El ejemplo más reciente es Grok, el chatbot de la empresa de Elon Musk. Fue concebido como contrapeso a lo que su creador consideraba un sesgo liberal en otros modelos. Se le ordenó no rehuir afirmaciones “políticamente incorrectas”. El resultado: terminó lanzando mensajes antisemitas que encendieron la polémica. El intento de corregir un sesgo no eliminó el problema, solo lo transformó en otro.

Lo mismo ocurre en China con DeepSeek o Qwen, que censuran cualquier mención a Tiananmen o a la situación de Taiwán. Allí el sesgo no es un error, es una decisión consciente. La máquina responde lo que conviene a la visión oficial. Una vez más, organizar la información es proyectar una cosmovisión.

¿puede la IA ser más objetiva que un mapa?

La paradoja es evidente. Queremos máquinas frías, imparciales, capaces de decirnos la verdad sin contaminaciones. Pero en cuanto les pedimos que nos respondan con lenguaje humano, cargado de matices, las atamos a nuestra manera de mirar el mundo. Es como pedir un mapa perfecto de la Tierra: no existe, porque siempre habrá que doblar, estirar, deformar.

“No hay espejo que devuelva la realidad entera, solo reflejos fragmentados”.

Y sin embargo, seguimos fascinados. Porque quizás no buscamos tanto la objetividad como la ilusión de objetividad. Como cuando uno abre un atlas y cree viajar con la vista. La magia de la IA no está en que sea neutral, sino en que nos permite descubrir de qué manera hemos decidido ordenar la realidad.

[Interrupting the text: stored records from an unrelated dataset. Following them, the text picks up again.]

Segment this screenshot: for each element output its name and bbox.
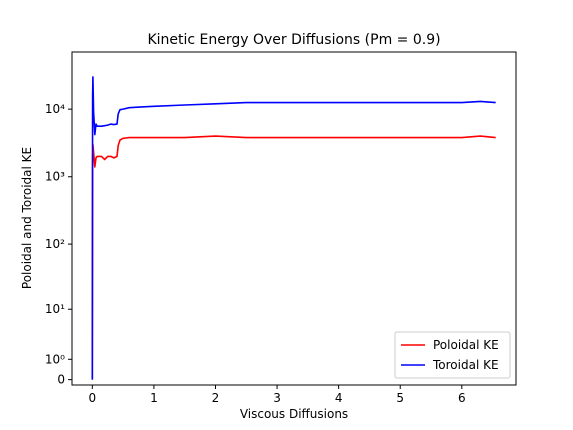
x-axis: 0 1 2 3 4 5 6 xyxy=(89,385,466,405)
y-tick-label: 10³ xyxy=(45,170,65,184)
y-axis-label: Poloidal and Toroidal KE xyxy=(20,147,34,289)
legend: Poloidal KE Toroidal KE xyxy=(394,331,511,379)
x-tick-label: 3 xyxy=(273,391,281,405)
x-tick-label: 5 xyxy=(396,391,404,405)
series-layer xyxy=(91,76,496,380)
y-tick-label: 10⁰ xyxy=(45,352,65,366)
x-axis-label: Viscous Diffusions xyxy=(240,407,348,421)
legend-box xyxy=(394,331,511,379)
legend-label-toroidal: Toroidal KE xyxy=(432,358,499,372)
x-tick-label: 1 xyxy=(150,391,158,405)
legend-label-poloidal: Poloidal KE xyxy=(433,338,499,352)
series-line-1 xyxy=(91,76,496,380)
y-axis: 0 10⁰ 10¹ 10² 10³ 10⁴ xyxy=(45,102,72,387)
x-tick-label: 0 xyxy=(89,391,97,405)
series-line-0 xyxy=(91,135,496,380)
y-tick-label: 10¹ xyxy=(45,302,65,316)
x-tick-label: 2 xyxy=(212,391,220,405)
plot-frame xyxy=(71,51,517,386)
y-tick-label: 10⁴ xyxy=(45,102,65,116)
x-tick-label: 4 xyxy=(335,391,343,405)
x-tick-label: 6 xyxy=(458,391,466,405)
chart-title: Kinetic Energy Over Diffusions (Pm = 0.9… xyxy=(147,32,440,48)
y-tick-label: 10² xyxy=(45,237,65,251)
y-tick-label: 0 xyxy=(57,373,65,387)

“La verdad espera. Solo la mentira tiene prisa.” (Proverbio tradicional)

En el fondo, la pregunta no es si la inteligencia artificial puede ser objetiva. La verdadera cuestión es quién define el marco de esa objetividad, qué se deja fuera, qué se amplifica, qué se minimiza. Como en los mapas, lo importante no es solo lo que aparece, sino lo que falta.

un espejo de nuestras obsesiones

Cuando un modelo habla de impuestos, de religión, de costumbres o de amor, está recogiendo siglos de disputas humanas. ¿Cómo podría hacerlo sin sesgos? Un algoritmo puede calcular la distancia exacta entre dos ciudades, pero cuando entra en el terreno de las ideas, inevitablemente hereda los giros, silencios y contradicciones de nuestra historia.

Quizás, en vez de perseguir la quimera de una IA “limpia”, deberíamos aprender a leerla como se lee un mapa antiguo: con conciencia de sus deformaciones, atentos a sus silencios, desconfiando de sus proporciones. Porque un mapa no dice dónde está el poder, pero muestra cómo alguien quiso dibujarlo. Lo mismo ocurre con cada respuesta de un chatbot.

¿Y si la clave no fuera exigir neutralidad, sino aceptar que la inteligencia artificial es un espejo de nuestras propias pasiones? Tal vez así aprendamos a preguntarnos, antes de creer cualquier respuesta: ¿quién trazó estas líneas y con qué intención?